This Day in Coast Guard History – August 10
1971- President Richard Nixon signed Federal Boat Safety Act of 1971, considered to be most significant legislation in the long history of federal action in this field. The new act repealed most of the Federal Boating Act of 1958 and amended the Motorboat Act of 1940.
1990- The Military Sealift Command began loading equipment and supplies from the Garden City Port in Savannah, Georgia, to support Allied operations during Operation Desert Shield. Coast Guard units, including reservists called-up specifically for this operation, maintained security zones and ensured the safe loading of the vessels.
1993-Three vessels collided at the entrance to Tampa Bay, Florida. The collision, with an explosion that shook Tampa Bay and shot a fireball hundreds of feet into the air, involved the tug Seafarer, pushing its 546-foot barge Ocean 255, which was laden with 235,000 barrels of petroleum products; the tug Fred Bouchard and its barge, B-155, which carried 122,000 barrels of oil; and the 357-foot Philippine-registered freighter Balsa 37, which was carrying 6,000 metric tons of phosphate material.

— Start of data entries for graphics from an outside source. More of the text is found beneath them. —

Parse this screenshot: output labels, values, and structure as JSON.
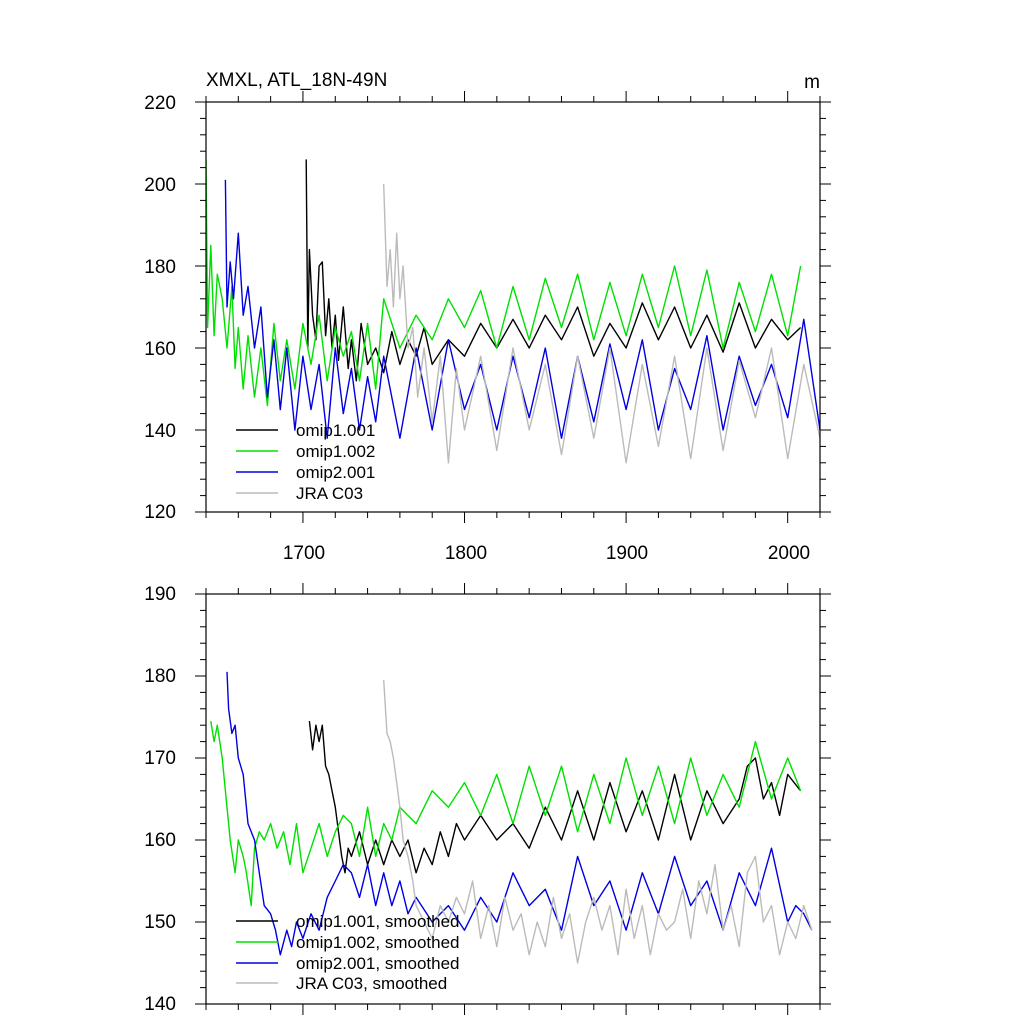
{
  "chart_data": [
    {
      "type": "line",
      "title": "XMXL, ATL_18N-49N",
      "units": "m",
      "x_range": [
        1640,
        2020
      ],
      "ylim": [
        120,
        220
      ],
      "x_ticks": [
        1700,
        1800,
        1900,
        2000
      ],
      "y_ticks": [
        120,
        140,
        160,
        180,
        200,
        220
      ],
      "legend_location": "lower-left",
      "series": [
        {
          "name": "omip1.001",
          "color": "#000000",
          "x": [
            1702,
            1703,
            1704,
            1706,
            1708,
            1710,
            1712,
            1714,
            1716,
            1718,
            1720,
            1722,
            1725,
            1728,
            1730,
            1733,
            1736,
            1740,
            1745,
            1750,
            1755,
            1760,
            1765,
            1770,
            1775,
            1780,
            1790,
            1800,
            1810,
            1820,
            1830,
            1840,
            1850,
            1860,
            1870,
            1880,
            1890,
            1900,
            1910,
            1920,
            1930,
            1940,
            1950,
            1960,
            1970,
            1980,
            1990,
            2000,
            2008
          ],
          "values": [
            206,
            160,
            184,
            168,
            162,
            180,
            181,
            163,
            172,
            160,
            168,
            157,
            170,
            155,
            162,
            152,
            166,
            156,
            160,
            154,
            164,
            156,
            162,
            158,
            165,
            156,
            162,
            158,
            166,
            160,
            167,
            160,
            168,
            162,
            170,
            158,
            166,
            160,
            171,
            162,
            170,
            160,
            168,
            159,
            171,
            160,
            167,
            162,
            165
          ]
        },
        {
          "name": "omip1.002",
          "color": "#00e000",
          "x": [
            1640,
            1641,
            1643,
            1645,
            1647,
            1650,
            1653,
            1656,
            1658,
            1660,
            1663,
            1666,
            1670,
            1674,
            1678,
            1682,
            1686,
            1690,
            1695,
            1700,
            1705,
            1710,
            1715,
            1720,
            1725,
            1730,
            1735,
            1740,
            1745,
            1750,
            1760,
            1770,
            1780,
            1790,
            1800,
            1810,
            1820,
            1830,
            1840,
            1850,
            1860,
            1870,
            1880,
            1890,
            1900,
            1910,
            1920,
            1930,
            1940,
            1950,
            1960,
            1970,
            1980,
            1990,
            2000,
            2008
          ],
          "values": [
            206,
            165,
            185,
            163,
            178,
            172,
            160,
            175,
            155,
            165,
            150,
            163,
            148,
            160,
            146,
            166,
            152,
            162,
            150,
            166,
            156,
            168,
            152,
            165,
            158,
            164,
            152,
            166,
            150,
            172,
            160,
            168,
            162,
            172,
            165,
            174,
            160,
            175,
            162,
            177,
            165,
            178,
            162,
            176,
            163,
            178,
            165,
            180,
            163,
            179,
            160,
            176,
            164,
            178,
            163,
            180
          ]
        },
        {
          "name": "omip2.001",
          "color": "#0000e0",
          "x": [
            1652,
            1653,
            1655,
            1657,
            1660,
            1663,
            1666,
            1670,
            1674,
            1678,
            1682,
            1686,
            1690,
            1695,
            1700,
            1705,
            1710,
            1715,
            1720,
            1725,
            1730,
            1735,
            1740,
            1745,
            1750,
            1760,
            1770,
            1780,
            1790,
            1800,
            1810,
            1820,
            1830,
            1840,
            1850,
            1860,
            1870,
            1880,
            1890,
            1900,
            1910,
            1920,
            1930,
            1940,
            1950,
            1960,
            1970,
            1980,
            1990,
            2000,
            2010,
            2020
          ],
          "values": [
            201,
            170,
            181,
            172,
            188,
            168,
            175,
            160,
            170,
            148,
            162,
            145,
            160,
            140,
            158,
            145,
            156,
            138,
            160,
            144,
            155,
            140,
            153,
            142,
            158,
            138,
            160,
            140,
            162,
            145,
            156,
            140,
            158,
            143,
            160,
            138,
            158,
            142,
            161,
            145,
            162,
            140,
            155,
            145,
            163,
            140,
            158,
            146,
            156,
            143,
            167,
            140
          ]
        },
        {
          "name": "JRA C03",
          "color": "#bbbbbb",
          "x": [
            1750,
            1752,
            1754,
            1756,
            1758,
            1760,
            1762,
            1765,
            1768,
            1771,
            1775,
            1780,
            1785,
            1790,
            1795,
            1800,
            1810,
            1820,
            1830,
            1840,
            1850,
            1860,
            1870,
            1880,
            1890,
            1900,
            1910,
            1920,
            1930,
            1940,
            1950,
            1960,
            1970,
            1980,
            1990,
            2000,
            2010,
            2020
          ],
          "values": [
            200,
            175,
            184,
            170,
            188,
            172,
            180,
            160,
            165,
            148,
            160,
            142,
            158,
            132,
            155,
            140,
            158,
            135,
            160,
            140,
            156,
            134,
            158,
            138,
            160,
            132,
            156,
            136,
            158,
            133,
            160,
            135,
            157,
            143,
            160,
            133,
            156,
            138
          ]
        }
      ]
    },
    {
      "type": "line",
      "title": "",
      "x_range": [
        1640,
        2020
      ],
      "ylim": [
        140,
        190
      ],
      "y_ticks": [
        140,
        150,
        160,
        170,
        180,
        190
      ],
      "legend_location": "lower-left",
      "series": [
        {
          "name": "omip1.001, smoothed",
          "color": "#000000",
          "x": [
            1704,
            1706,
            1708,
            1710,
            1712,
            1714,
            1716,
            1718,
            1720,
            1722,
            1724,
            1726,
            1728,
            1730,
            1735,
            1740,
            1745,
            1750,
            1755,
            1760,
            1765,
            1770,
            1775,
            1780,
            1785,
            1790,
            1795,
            1800,
            1810,
            1820,
            1830,
            1840,
            1850,
            1860,
            1870,
            1880,
            1890,
            1900,
            1910,
            1920,
            1930,
            1940,
            1950,
            1960,
            1970,
            1975,
            1980,
            1985,
            1990,
            1995,
            2000,
            2008
          ],
          "values": [
            174.5,
            171,
            174,
            172,
            174,
            169,
            168,
            166,
            164,
            161,
            158,
            156,
            159,
            158,
            161,
            157,
            160,
            157,
            160,
            158,
            160,
            156,
            159,
            157,
            161,
            158,
            162,
            160,
            163,
            160,
            162,
            159,
            164,
            160,
            166,
            160,
            167,
            161,
            166,
            160,
            168,
            160,
            166,
            162,
            165,
            169,
            170,
            165,
            167,
            163,
            168,
            166
          ]
        },
        {
          "name": "omip1.002, smoothed",
          "color": "#00e000",
          "x": [
            1643,
            1645,
            1647,
            1650,
            1652,
            1655,
            1658,
            1660,
            1663,
            1665,
            1668,
            1670,
            1673,
            1676,
            1680,
            1684,
            1688,
            1692,
            1696,
            1700,
            1705,
            1710,
            1715,
            1720,
            1725,
            1730,
            1735,
            1740,
            1745,
            1750,
            1755,
            1760,
            1770,
            1780,
            1790,
            1800,
            1810,
            1820,
            1830,
            1840,
            1850,
            1860,
            1870,
            1880,
            1890,
            1900,
            1910,
            1920,
            1930,
            1940,
            1950,
            1960,
            1970,
            1980,
            1990,
            2000,
            2008
          ],
          "values": [
            174.5,
            172,
            174,
            170,
            166,
            160,
            156,
            160,
            158,
            156,
            152,
            159,
            161,
            160,
            162,
            159,
            161,
            157,
            162,
            156,
            159,
            162,
            158,
            161,
            163,
            162,
            158,
            164,
            158,
            162,
            160,
            164,
            162,
            166,
            164,
            167,
            163,
            168,
            162,
            169,
            163,
            169,
            161,
            168,
            162,
            170,
            163,
            169,
            162,
            170,
            163,
            168,
            164,
            172,
            165,
            170,
            166
          ]
        },
        {
          "name": "omip2.001, smoothed",
          "color": "#0000e0",
          "x": [
            1653,
            1654,
            1656,
            1658,
            1660,
            1663,
            1666,
            1670,
            1673,
            1676,
            1680,
            1683,
            1686,
            1690,
            1693,
            1696,
            1700,
            1705,
            1710,
            1715,
            1720,
            1725,
            1730,
            1735,
            1740,
            1745,
            1750,
            1755,
            1760,
            1765,
            1770,
            1780,
            1790,
            1800,
            1810,
            1820,
            1830,
            1840,
            1850,
            1860,
            1870,
            1880,
            1890,
            1900,
            1910,
            1920,
            1930,
            1940,
            1950,
            1960,
            1970,
            1980,
            1990,
            2000,
            2005,
            2010,
            2015
          ],
          "values": [
            180.5,
            176,
            173,
            174,
            170,
            168,
            162,
            160,
            156,
            152,
            151,
            149,
            146,
            149,
            147,
            150,
            148,
            151,
            149,
            153,
            155,
            157,
            156,
            153,
            157,
            152,
            156,
            152,
            155,
            151,
            153,
            150,
            152,
            149,
            153,
            150,
            156,
            152,
            154,
            149,
            158,
            152,
            155,
            149,
            156,
            151,
            158,
            152,
            155,
            149,
            156,
            152,
            159,
            150,
            152,
            151,
            149
          ]
        },
        {
          "name": "JRA C03, smoothed",
          "color": "#bbbbbb",
          "x": [
            1750,
            1752,
            1754,
            1756,
            1758,
            1760,
            1762,
            1765,
            1768,
            1770,
            1775,
            1780,
            1785,
            1790,
            1795,
            1800,
            1805,
            1810,
            1815,
            1820,
            1825,
            1830,
            1835,
            1840,
            1845,
            1850,
            1855,
            1860,
            1865,
            1870,
            1875,
            1880,
            1885,
            1890,
            1895,
            1900,
            1905,
            1910,
            1915,
            1920,
            1925,
            1930,
            1935,
            1940,
            1945,
            1950,
            1955,
            1960,
            1965,
            1970,
            1975,
            1980,
            1985,
            1990,
            1995,
            2000,
            2005,
            2010,
            2015
          ],
          "values": [
            179.5,
            173,
            172,
            170,
            167,
            164,
            160,
            158,
            155,
            152,
            150,
            148,
            152,
            150,
            153,
            151,
            155,
            148,
            152,
            147,
            153,
            149,
            151,
            146,
            150,
            147,
            153,
            148,
            151,
            145,
            150,
            153,
            149,
            152,
            146,
            154,
            148,
            152,
            146,
            151,
            149,
            150,
            154,
            148,
            155,
            151,
            157,
            149,
            152,
            147,
            156,
            158,
            150,
            152,
            146,
            150,
            148,
            152,
            149
          ]
        }
      ]
    }
  ]
}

Small boats from ATON Team St. Petersburg and Stations Cortez, Sand Key and St. Petersburg, CGCs Decisive, Point Steele, Sitkinak and Vise, aircraft from AIRSTA Clearwater and a crew from MSO Tampa responded. More than 300 Coast Guardsmen in total responded to battle the fire, oversee the cleanup, salvage and lightering operations. A Marine Board of Investigation convened to investigate the accident. There were no deaths or major injuries.